Since then, McCarthy has remained largely huddled in his office, in addition to having lunch at Chipotle with senior House negotiators, Reps. Garret Graves (R-La.) and Patrick McHenry (RN.C.). McCarthy joked to a group of reporters upon his return for not reading too much into his lunch selection.
Meanwhile, President Joe Biden left Washington on Friday night to spend the weekend at Camp David, expressing optimism for a quick deal shortly before his departure. White House negotiators working on his behalf have continued to communicate with House Republicans by phone and in virtual meetings.
Biden continues to speak with his negotiating team several times a day and signs offers and counter-offers, according to a White House official, on condition of anonymity because they were not authorized to contextualize the recorded talks.
Earlier Saturday, McHenry told reporters a deal was hours or days away. McCarthy declined to be more specific.
The California Republican said negotiators were working on “a number of different things.”

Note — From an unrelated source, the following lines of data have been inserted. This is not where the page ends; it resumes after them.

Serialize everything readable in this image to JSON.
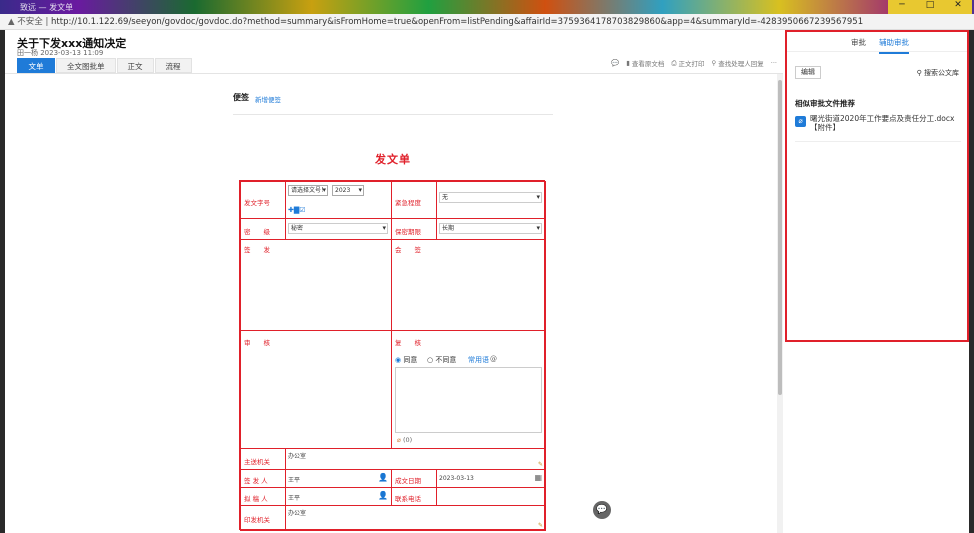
{
  "window": {
    "title": "致远 — 发文单",
    "url_prefix": "不安全 | ",
    "url": "http://10.1.122.69/seeyon/govdoc/govdoc.do?method=summary&isFromHome=true&openFrom=listPending&affairId=3759364178703829860&app=4&summaryId=-4283950667239567951"
  },
  "header": {
    "title": "关于下发xxx通知决定",
    "meta": "田一杨 2023-03-13 11:09",
    "tabs": [
      {
        "label": "文单",
        "active": true
      },
      {
        "label": "全文图批单"
      },
      {
        "label": "正文"
      },
      {
        "label": "流程"
      }
    ],
    "tools": [
      "查看原文档",
      "正文打印",
      "查找处理人回复"
    ]
  },
  "note": {
    "label": "便签",
    "add": "新增便签"
  },
  "form": {
    "title": "发文单",
    "doc_no_label": "发文字号",
    "doc_no_select": "请选择文号！",
    "doc_year": "2023",
    "urgency_label": "紧急程度",
    "urgency_value": "无",
    "secret_label": "密　　级",
    "secret_value": "秘密",
    "keep_label": "保密期限",
    "keep_value": "长期",
    "sign_label": "签　　发",
    "countersign_label": "会　　签",
    "review_label": "审　　核",
    "recheck_label": "复　　核",
    "agree": "同意",
    "disagree": "不同意",
    "common_phrase": "常用语",
    "attach_count": "(0)",
    "issuer_label": "主送机关",
    "issuer_value": "办公室",
    "signer_label": "签 发 人",
    "signer_value": "王平",
    "issue_date_label": "成文日期",
    "issue_date_value": "2023-03-13",
    "drafter_label": "拟 稿 人",
    "drafter_value": "王平",
    "phone_label": "联系电话",
    "phone_value": "",
    "cc_label": "印发机关",
    "cc_value": "办公室"
  },
  "sidebar": {
    "tabs": [
      {
        "label": "审批"
      },
      {
        "label": "辅助审批",
        "active": true
      }
    ],
    "edit": "编辑",
    "search": "搜索公文库",
    "section": "相似审批文件推荐",
    "items": [
      {
        "name": "曙光街道2020年工作要点及责任分工.docx",
        "tag": "【附件】"
      }
    ]
  },
  "colors": {
    "accent": "#1f7bd8",
    "form_red": "#e0202a"
  }
}
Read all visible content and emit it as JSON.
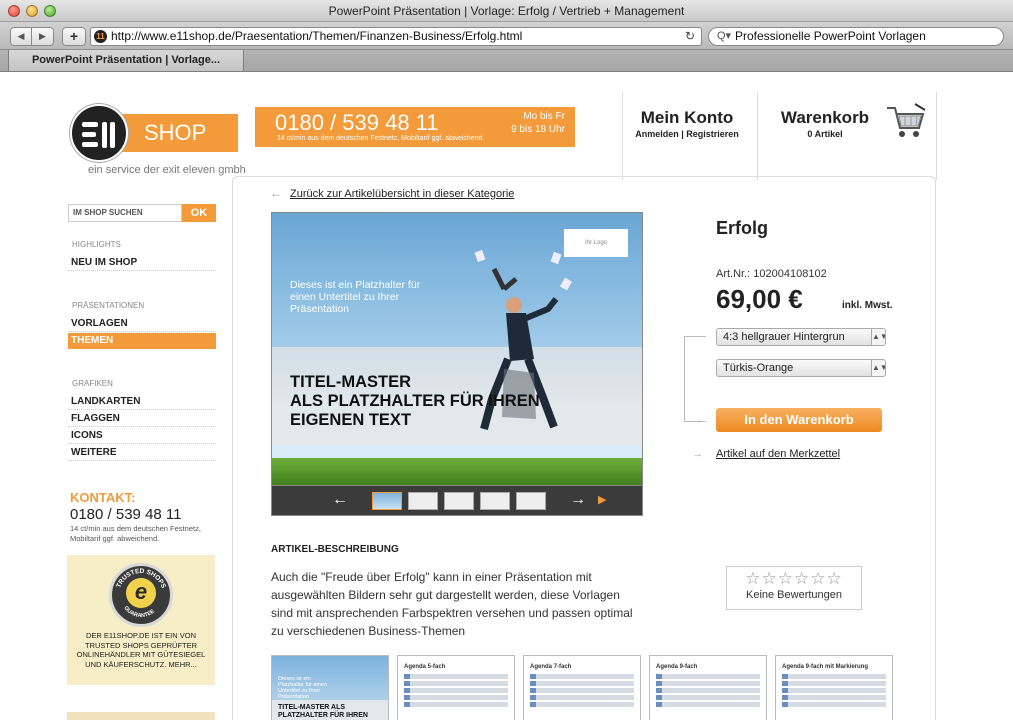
{
  "window": {
    "title": "PowerPoint Präsentation | Vorlage: Erfolg / Vertrieb + Management"
  },
  "toolbar": {
    "url": "http://www.e11shop.de/Praesentation/Themen/Finanzen-Business/Erfolg.html",
    "search_value": "Professionelle PowerPoint Vorlagen"
  },
  "tab": {
    "label": "PowerPoint Präsentation | Vorlage..."
  },
  "header": {
    "logo_text": "SHOP",
    "tagline": "ein service der exit eleven gmbh",
    "phone": "0180 / 539 48 11",
    "hours_line1": "Mo bis Fr",
    "hours_line2": "9 bis 18 Uhr",
    "phone_note": "14 ct/min aus dem deutschen Festnetz, Mobiltarif ggf. abweichend.",
    "account_title": "Mein Konto",
    "account_links": "Anmelden | Registrieren",
    "cart_title": "Warenkorb",
    "cart_count": "0 Artikel"
  },
  "sidebar": {
    "search_label": "IM SHOP SUCHEN",
    "search_button": "OK",
    "highlights_head": "HIGHLIGHTS",
    "highlights": [
      "NEU IM SHOP"
    ],
    "presentations_head": "PRÄSENTATIONEN",
    "presentations": [
      "VORLAGEN",
      "THEMEN"
    ],
    "graphics_head": "GRAFIKEN",
    "graphics": [
      "LANDKARTEN",
      "FLAGGEN",
      "ICONS",
      "WEITERE"
    ],
    "contact_title": "KONTAKT:",
    "contact_phone": "0180 / 539 48 11",
    "contact_note": "14 ct/min aus dem deutschen Festnetz, Mobiltarif ggf. abweichend.",
    "trusted_text": "DER E11SHOP.DE IST EIN VON TRUSTED SHOPS GEPRÜFTER ONLINEHÄNDLER MIT GÜTESIEGEL UND KÄUFERSCHUTZ. MEHR...",
    "trusted_seal_top": "TRUSTED SHOPS",
    "trusted_seal_bottom": "GUARANTEE"
  },
  "product": {
    "back_link": "Zurück zur Artikelübersicht in dieser Kategorie",
    "title": "Erfolg",
    "art_nr": "Art.Nr.: 102004108102",
    "price": "69,00 €",
    "price_suffix": "inkl. Mwst.",
    "option_background": "4:3 hellgrauer Hintergrun",
    "option_color": "Türkis-Orange",
    "add_to_cart": "In den Warenkorb",
    "watchlist": "Artikel auf den Merkzettel",
    "rating_stars": "☆☆☆☆☆☆",
    "rating_label": "Keine Bewertungen"
  },
  "slide": {
    "logo_placeholder": "Ihr Logo",
    "subtitle": "Dieses ist ein Platzhalter für einen Untertitel zu Ihrer Präsentation",
    "title_line1": "TITEL-MASTER",
    "title_line2": "ALS PLATZHALTER FÜR IHREN",
    "title_line3": "EIGENEN TEXT"
  },
  "description": {
    "heading": "ARTIKEL-BESCHREIBUNG",
    "text": "Auch die \"Freude über Erfolg\" kann in einer Präsentation mit ausgewählten Bildern sehr gut dargestellt werden, diese Vorlagen sind mit ansprechenden Farbspektren versehen und passen optimal zu verschiedenen Business-Themen"
  },
  "previews": {
    "first_sub": "Dieses ist ein Platzhalter für einen Untertitel zu Ihrer Präsentation",
    "first_title": "TITEL-MASTER ALS PLATZHALTER FÜR IHREN",
    "items": [
      "Agenda 5-fach",
      "Agenda 7-fach",
      "Agenda 9-fach",
      "Agenda 9-fach mit Markierung"
    ]
  },
  "colors": {
    "accent": "#f39a3a",
    "text": "#222222"
  }
}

The two sides exchanged texts late Friday night, with McHenry noting that GOP negotiators worked until about 2:30 a.m. as the two sides raced to try to hammer out a long-sought deal. Emmer said early Saturday night that talks were still ongoing.
Earlier this week, GOP lawmakers and the White House were closing in on a tentative plan to cap spending for two years in exchange for lifting the debt cap for two years.

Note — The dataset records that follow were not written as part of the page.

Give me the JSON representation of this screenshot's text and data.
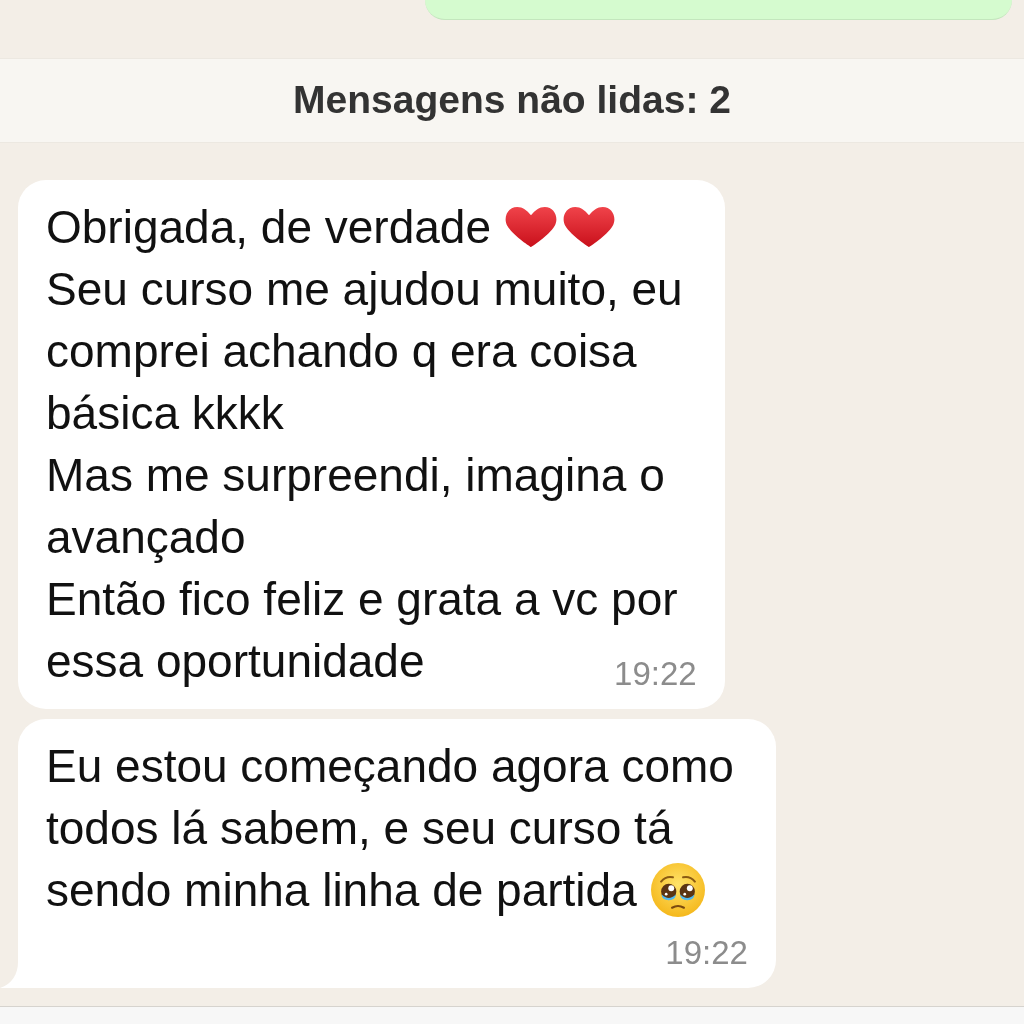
{
  "unread_banner": {
    "text": "Mensagens não lidas: 2"
  },
  "messages": [
    {
      "tail": false,
      "lines": [
        {
          "text": "Obrigada, de verdade",
          "emoji": [
            {
              "kind": "heart"
            },
            {
              "kind": "heart"
            }
          ]
        },
        {
          "text": "Seu curso me ajudou muito, eu"
        },
        {
          "text": "comprei achando q era coisa"
        },
        {
          "text": "básica kkkk"
        },
        {
          "text": "Mas me surpreendi, imagina o"
        },
        {
          "text": "avançado"
        },
        {
          "text": "Então fico feliz e grata a vc por"
        },
        {
          "text": "essa oportunidade"
        }
      ],
      "time": "19:22"
    },
    {
      "tail": true,
      "lines": [
        {
          "text": "Eu estou começando agora como"
        },
        {
          "text": "todos lá sabem, e seu curso tá"
        },
        {
          "text": "sendo minha linha de partida",
          "emoji": [
            {
              "kind": "teary_face"
            }
          ]
        }
      ],
      "time": "19:22"
    }
  ]
}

But they’re still trying to iron out some of the tougher negotiating points, including GOP demands for new job demands. The White House called them “designed to tie the most vulnerable to bureaucratic red tape.”
On Saturday, negotiators were also at odds over whether to authorize the reform, according to people familiar with the talks, raising the possibility that it will be scrapped. A coalition of GOP-aligned groups warned McCarthy that it might be best to leave him out of negotiations, adding, “A bad permit deal is worse than no deal at all.”
McHenry acknowledged they were in the final stages, adding, “What I didn’t anticipate was that we would have a very short roster for a very long time.”
On Friday night, Treasury Secretary Janet Yellen said the country would run out of funds by June 5, crystallizing the Congressional deadline. According to earlier estimates, the country could default as early as June 1.
McCarthy said he had not spoken with Minority Leader Hakeem Jeffries in the past 24 hours and reiterated that he would give lawmakers 72 hours to read the text of the bill before a vote. This means that if the text is published on Saturday, the House could vote as early as Tuesday.
The pledge could also bring Congress closer to the June 5 deadline. The Senate should need at least a few days to hammer out a deal, which McCarthy said would be around 150 pages or less.
Burgess Everett contributed to this report.